— Чиновники! Пузачи! Не ценят рабочего, заездили его как сивого мерина. Вот они где, вот, — бьет он ребром ладони по шее, — на хрипку у рабочего сидят!..
Они — это заводское начальство, преимущественно мастера, которые только «пальцем указывать, а сами ни черта!..».
Спустив пар, как кипящий самовар, он остывает, довольный, что отвел душу. А спроси его:
— За что ты их так?
— За то!..
Рявкнет и будет молчать, злиться и думать: а действительно, за что? Потом надумает: мастера, например, посылают его, старика, таскать двигатели наравне с молодыми, а он-то уж не в силах! Или начальник цеха — вот уже второй год не дает ему летнего отпуска.
— Да он же тебе путевку в санаторий достал?!
— Его завком заставил! — отвечает отец, и, видя, что на начальника цеха свалить больше нечего, начинает ругать нормировщицу, кобылу беззубую, она его к телефону не подозвала, когда ему мать зачем-то звонила…
А вообще-то он старик мировой, хотя и нервный и беспокойный.
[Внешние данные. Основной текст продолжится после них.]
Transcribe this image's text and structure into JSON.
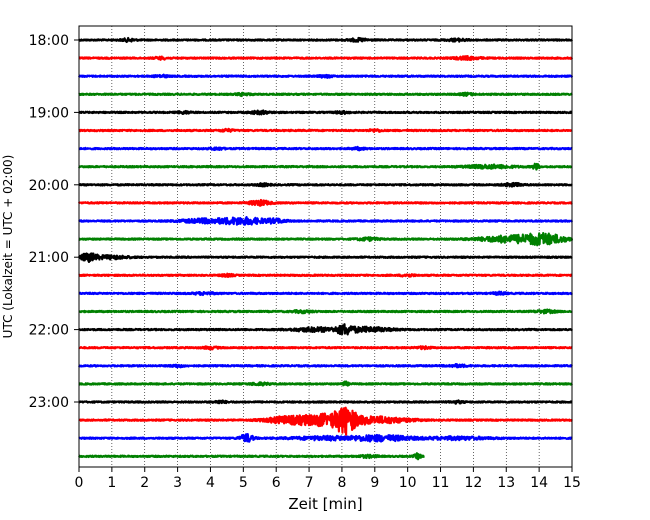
{
  "chart_data": {
    "type": "line",
    "title": "",
    "xlabel": "Zeit  [min]",
    "ylabel": "UTC (Lokalzeit = UTC + 02:00)",
    "xlim": [
      0,
      15
    ],
    "x_ticks": [
      "0",
      "1",
      "2",
      "3",
      "4",
      "5",
      "6",
      "7",
      "8",
      "9",
      "10",
      "11",
      "12",
      "13",
      "14",
      "15"
    ],
    "y_tick_labels": [
      "18:00",
      "19:00",
      "20:00",
      "21:00",
      "22:00",
      "23:00"
    ],
    "grid": "vertical dotted",
    "row_interval_minutes": 15,
    "series_colors": [
      "#000000",
      "#ff0000",
      "#0000ff",
      "#008000"
    ],
    "rows": [
      {
        "start": "18:00",
        "color": "#000000",
        "x_end": 15,
        "events": [
          {
            "t": 1.5,
            "amp": 0.25,
            "width": 0.2
          },
          {
            "t": 8.5,
            "amp": 0.25,
            "width": 0.3
          },
          {
            "t": 11.5,
            "amp": 0.2,
            "width": 0.3
          }
        ]
      },
      {
        "start": "18:15",
        "color": "#ff0000",
        "x_end": 15,
        "events": [
          {
            "t": 2.5,
            "amp": 0.2,
            "width": 0.2
          },
          {
            "t": 11.8,
            "amp": 0.25,
            "width": 0.4
          }
        ]
      },
      {
        "start": "18:30",
        "color": "#0000ff",
        "x_end": 15,
        "events": [
          {
            "t": 2.5,
            "amp": 0.2,
            "width": 0.2
          },
          {
            "t": 7.5,
            "amp": 0.2,
            "width": 0.2
          }
        ]
      },
      {
        "start": "18:45",
        "color": "#008000",
        "x_end": 15,
        "events": [
          {
            "t": 5.0,
            "amp": 0.2,
            "width": 0.2
          },
          {
            "t": 11.8,
            "amp": 0.2,
            "width": 0.2
          }
        ]
      },
      {
        "start": "19:00",
        "color": "#000000",
        "x_end": 15,
        "events": [
          {
            "t": 3.2,
            "amp": 0.2,
            "width": 0.2
          },
          {
            "t": 5.5,
            "amp": 0.25,
            "width": 0.3
          },
          {
            "t": 8.0,
            "amp": 0.2,
            "width": 0.2
          }
        ]
      },
      {
        "start": "19:15",
        "color": "#ff0000",
        "x_end": 15,
        "events": [
          {
            "t": 4.5,
            "amp": 0.2,
            "width": 0.2
          },
          {
            "t": 9.0,
            "amp": 0.2,
            "width": 0.2
          }
        ]
      },
      {
        "start": "19:30",
        "color": "#0000ff",
        "x_end": 15,
        "events": [
          {
            "t": 4.2,
            "amp": 0.2,
            "width": 0.2
          },
          {
            "t": 8.5,
            "amp": 0.2,
            "width": 0.2
          }
        ]
      },
      {
        "start": "19:45",
        "color": "#008000",
        "x_end": 15,
        "events": [
          {
            "t": 12.5,
            "amp": 0.3,
            "width": 0.7
          },
          {
            "t": 13.9,
            "amp": 0.5,
            "width": 0.1
          }
        ]
      },
      {
        "start": "20:00",
        "color": "#000000",
        "x_end": 15,
        "events": [
          {
            "t": 5.6,
            "amp": 0.2,
            "width": 0.2
          },
          {
            "t": 13.2,
            "amp": 0.25,
            "width": 0.3
          }
        ]
      },
      {
        "start": "20:15",
        "color": "#ff0000",
        "x_end": 15,
        "events": [
          {
            "t": 5.5,
            "amp": 0.45,
            "width": 0.3
          }
        ]
      },
      {
        "start": "20:30",
        "color": "#0000ff",
        "x_end": 15,
        "events": [
          {
            "t": 3.8,
            "amp": 0.35,
            "width": 0.7
          },
          {
            "t": 5.0,
            "amp": 0.6,
            "width": 0.7
          },
          {
            "t": 6.0,
            "amp": 0.3,
            "width": 0.3
          }
        ]
      },
      {
        "start": "20:45",
        "color": "#008000",
        "x_end": 15,
        "events": [
          {
            "t": 8.8,
            "amp": 0.25,
            "width": 0.3
          },
          {
            "t": 13.2,
            "amp": 0.6,
            "width": 1.0
          },
          {
            "t": 14.2,
            "amp": 0.8,
            "width": 0.6
          }
        ]
      },
      {
        "start": "21:00",
        "color": "#000000",
        "x_end": 15,
        "events": [
          {
            "t": 0.3,
            "amp": 0.7,
            "width": 0.25
          },
          {
            "t": 1.0,
            "amp": 0.3,
            "width": 0.5
          }
        ]
      },
      {
        "start": "21:15",
        "color": "#ff0000",
        "x_end": 15,
        "events": [
          {
            "t": 4.5,
            "amp": 0.2,
            "width": 0.2
          },
          {
            "t": 10.0,
            "amp": 0.2,
            "width": 0.2
          }
        ]
      },
      {
        "start": "21:30",
        "color": "#0000ff",
        "x_end": 15,
        "events": [
          {
            "t": 3.8,
            "amp": 0.2,
            "width": 0.3
          },
          {
            "t": 12.8,
            "amp": 0.2,
            "width": 0.2
          }
        ]
      },
      {
        "start": "21:45",
        "color": "#008000",
        "x_end": 15,
        "events": [
          {
            "t": 6.8,
            "amp": 0.2,
            "width": 0.3
          },
          {
            "t": 14.2,
            "amp": 0.25,
            "width": 0.3
          }
        ]
      },
      {
        "start": "22:00",
        "color": "#000000",
        "x_end": 15,
        "events": [
          {
            "t": 7.2,
            "amp": 0.35,
            "width": 0.7
          },
          {
            "t": 8.1,
            "amp": 0.75,
            "width": 0.25
          },
          {
            "t": 8.8,
            "amp": 0.4,
            "width": 0.7
          }
        ]
      },
      {
        "start": "22:15",
        "color": "#ff0000",
        "x_end": 15,
        "events": [
          {
            "t": 4.0,
            "amp": 0.2,
            "width": 0.2
          },
          {
            "t": 10.5,
            "amp": 0.2,
            "width": 0.2
          }
        ]
      },
      {
        "start": "22:30",
        "color": "#0000ff",
        "x_end": 15,
        "events": [
          {
            "t": 3.0,
            "amp": 0.2,
            "width": 0.2
          },
          {
            "t": 11.5,
            "amp": 0.2,
            "width": 0.3
          }
        ]
      },
      {
        "start": "22:45",
        "color": "#008000",
        "x_end": 15,
        "events": [
          {
            "t": 8.1,
            "amp": 0.35,
            "width": 0.1
          },
          {
            "t": 5.5,
            "amp": 0.2,
            "width": 0.3
          }
        ]
      },
      {
        "start": "23:00",
        "color": "#000000",
        "x_end": 15,
        "events": [
          {
            "t": 4.3,
            "amp": 0.2,
            "width": 0.2
          },
          {
            "t": 11.5,
            "amp": 0.2,
            "width": 0.2
          }
        ]
      },
      {
        "start": "23:15",
        "color": "#ff0000",
        "x_end": 15,
        "events": [
          {
            "t": 6.2,
            "amp": 0.45,
            "width": 0.6
          },
          {
            "t": 7.4,
            "amp": 1.0,
            "width": 0.9
          },
          {
            "t": 8.1,
            "amp": 1.8,
            "width": 0.3
          },
          {
            "t": 9.0,
            "amp": 0.6,
            "width": 1.0
          }
        ]
      },
      {
        "start": "23:30",
        "color": "#0000ff",
        "x_end": 15,
        "events": [
          {
            "t": 5.1,
            "amp": 0.7,
            "width": 0.2
          },
          {
            "t": 7.5,
            "amp": 0.3,
            "width": 1.0
          },
          {
            "t": 9.2,
            "amp": 0.5,
            "width": 0.9
          },
          {
            "t": 11.5,
            "amp": 0.25,
            "width": 1.0
          }
        ]
      },
      {
        "start": "23:45",
        "color": "#008000",
        "x_end": 10.5,
        "events": [
          {
            "t": 8.8,
            "amp": 0.2,
            "width": 0.3
          },
          {
            "t": 10.3,
            "amp": 0.45,
            "width": 0.1
          }
        ]
      }
    ]
  }
}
Испытывает тяжелые машины, работа на самом деле по горячей сетке, знает он ее хорошо, и знает, что, когда горит план, заводу без него не обойтись. Может быть, поэтому он сует нос в каждое дело. Мастера его побаиваются, да — молодые! — виду не подают, а где можно, и его стараются приструнить. Ему бы поменьше нервничать, побольше отдыхать, но без забот он уже не может и даже дома выдумывает их себе.
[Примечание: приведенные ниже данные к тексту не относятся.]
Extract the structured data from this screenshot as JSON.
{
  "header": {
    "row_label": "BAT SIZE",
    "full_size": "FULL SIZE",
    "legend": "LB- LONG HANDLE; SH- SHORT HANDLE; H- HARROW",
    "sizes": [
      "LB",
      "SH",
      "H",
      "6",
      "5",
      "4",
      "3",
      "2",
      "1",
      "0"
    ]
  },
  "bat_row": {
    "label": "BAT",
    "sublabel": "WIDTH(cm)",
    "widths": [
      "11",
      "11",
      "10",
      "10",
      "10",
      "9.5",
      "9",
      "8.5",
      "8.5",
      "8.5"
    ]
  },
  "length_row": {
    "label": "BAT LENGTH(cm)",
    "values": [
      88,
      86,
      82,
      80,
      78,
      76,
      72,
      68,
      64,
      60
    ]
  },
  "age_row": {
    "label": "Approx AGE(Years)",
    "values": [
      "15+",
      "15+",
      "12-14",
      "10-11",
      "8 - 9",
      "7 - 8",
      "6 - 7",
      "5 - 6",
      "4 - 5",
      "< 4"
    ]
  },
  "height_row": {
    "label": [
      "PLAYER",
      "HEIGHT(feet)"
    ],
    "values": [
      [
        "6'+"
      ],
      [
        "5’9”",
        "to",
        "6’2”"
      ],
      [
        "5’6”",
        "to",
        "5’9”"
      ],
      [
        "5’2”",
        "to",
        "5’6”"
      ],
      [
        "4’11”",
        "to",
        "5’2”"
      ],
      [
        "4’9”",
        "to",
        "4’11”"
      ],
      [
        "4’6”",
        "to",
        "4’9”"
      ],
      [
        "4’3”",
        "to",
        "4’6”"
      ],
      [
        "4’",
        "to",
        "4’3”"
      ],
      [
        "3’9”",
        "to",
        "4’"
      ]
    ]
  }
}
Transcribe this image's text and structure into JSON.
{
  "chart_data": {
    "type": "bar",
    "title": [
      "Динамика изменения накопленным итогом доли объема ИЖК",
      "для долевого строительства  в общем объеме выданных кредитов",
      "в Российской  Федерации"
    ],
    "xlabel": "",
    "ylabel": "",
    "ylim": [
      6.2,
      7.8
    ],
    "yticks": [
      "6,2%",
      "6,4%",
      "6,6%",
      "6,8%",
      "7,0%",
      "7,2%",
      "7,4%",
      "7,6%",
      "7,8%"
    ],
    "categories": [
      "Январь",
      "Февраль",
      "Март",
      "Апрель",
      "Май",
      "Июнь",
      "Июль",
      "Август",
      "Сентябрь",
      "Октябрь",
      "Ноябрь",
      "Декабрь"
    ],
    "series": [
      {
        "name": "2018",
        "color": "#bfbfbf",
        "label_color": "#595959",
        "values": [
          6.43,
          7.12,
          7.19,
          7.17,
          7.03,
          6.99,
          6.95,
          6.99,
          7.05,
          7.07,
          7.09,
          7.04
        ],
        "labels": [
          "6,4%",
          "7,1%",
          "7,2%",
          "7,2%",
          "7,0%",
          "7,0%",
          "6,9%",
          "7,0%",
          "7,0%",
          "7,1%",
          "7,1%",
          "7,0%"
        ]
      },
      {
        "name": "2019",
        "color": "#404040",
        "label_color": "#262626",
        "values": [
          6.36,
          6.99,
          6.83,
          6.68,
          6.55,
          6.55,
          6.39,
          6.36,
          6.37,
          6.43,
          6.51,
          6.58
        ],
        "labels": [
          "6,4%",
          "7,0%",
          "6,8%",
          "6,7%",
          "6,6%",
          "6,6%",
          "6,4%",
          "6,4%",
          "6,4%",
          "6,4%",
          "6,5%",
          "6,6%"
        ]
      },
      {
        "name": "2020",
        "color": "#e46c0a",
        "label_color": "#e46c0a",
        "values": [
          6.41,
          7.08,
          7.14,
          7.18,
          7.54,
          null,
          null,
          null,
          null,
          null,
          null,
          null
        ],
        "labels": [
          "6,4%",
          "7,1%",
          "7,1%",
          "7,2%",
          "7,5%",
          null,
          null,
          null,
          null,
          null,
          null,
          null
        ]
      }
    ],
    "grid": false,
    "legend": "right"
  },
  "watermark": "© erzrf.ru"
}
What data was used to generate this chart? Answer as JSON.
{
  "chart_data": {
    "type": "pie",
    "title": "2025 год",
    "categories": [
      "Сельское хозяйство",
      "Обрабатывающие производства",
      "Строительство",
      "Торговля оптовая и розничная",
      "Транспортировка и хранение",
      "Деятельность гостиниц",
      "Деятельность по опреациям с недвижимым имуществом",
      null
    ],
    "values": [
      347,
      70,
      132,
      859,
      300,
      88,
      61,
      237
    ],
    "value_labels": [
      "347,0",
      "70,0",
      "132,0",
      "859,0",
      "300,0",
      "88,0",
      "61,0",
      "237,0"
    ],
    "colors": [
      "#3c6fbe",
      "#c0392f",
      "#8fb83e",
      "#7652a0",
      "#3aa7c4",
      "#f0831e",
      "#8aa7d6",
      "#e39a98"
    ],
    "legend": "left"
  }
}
Вот и сейчас — ни мне покоя от него, ни ему самому от себя. Окапывает круг под яблоней, льет десятка два ведер.
— Зачем ты? — спрашиваю. — Оставь. Отдохни поди, почитай…
— Э-хе-хе, ничего ты не понимаешь, а еще моряк… Я им водички, а мне пару мерок яблок. Зимой будем грызть, тогда уж и отдохнем.
Но зимой он будет обкладывать корни снегом — и опять не до отдыха.
Отец брякает ведрами, сопит, кряхтит. Видя, что я не обращаю внимания на его усердие, нарочно громко начинает думать вслух:
— Так, эту полил, теперь анисовочку… Обкопать, ай пойти курей загнать?.. А что сегодня по телевизору — кино будет или футбол, ай нет?!
Догадывается старый, что мне бы не надо мешать. Он и не мешает. Он же не спрашивает меня ни о чем, он сам с собой…
Я набиваю трубку, но спички, как назло, часто ломаются. Наблюдая за мной издали, он с хитровато-простецкой улыбкой спрашивает:
— Тебе не дать спичечки? У меня крепкие…
Он и сам крепкий — приземист, широкоскул, волосатый на груди и по рукам, только лысый. Лысина красная, прожженная солнцем, блестит, как моя вересковая трубка с головой Мефистофеля. Мне начинает казаться, что старик похож на деревянного идола. Скульптор начал полировать его с головы, но до шеи, заросшей с затылка щетиной, и до груди, до широких, как лопасти весла, рук еще не дошел.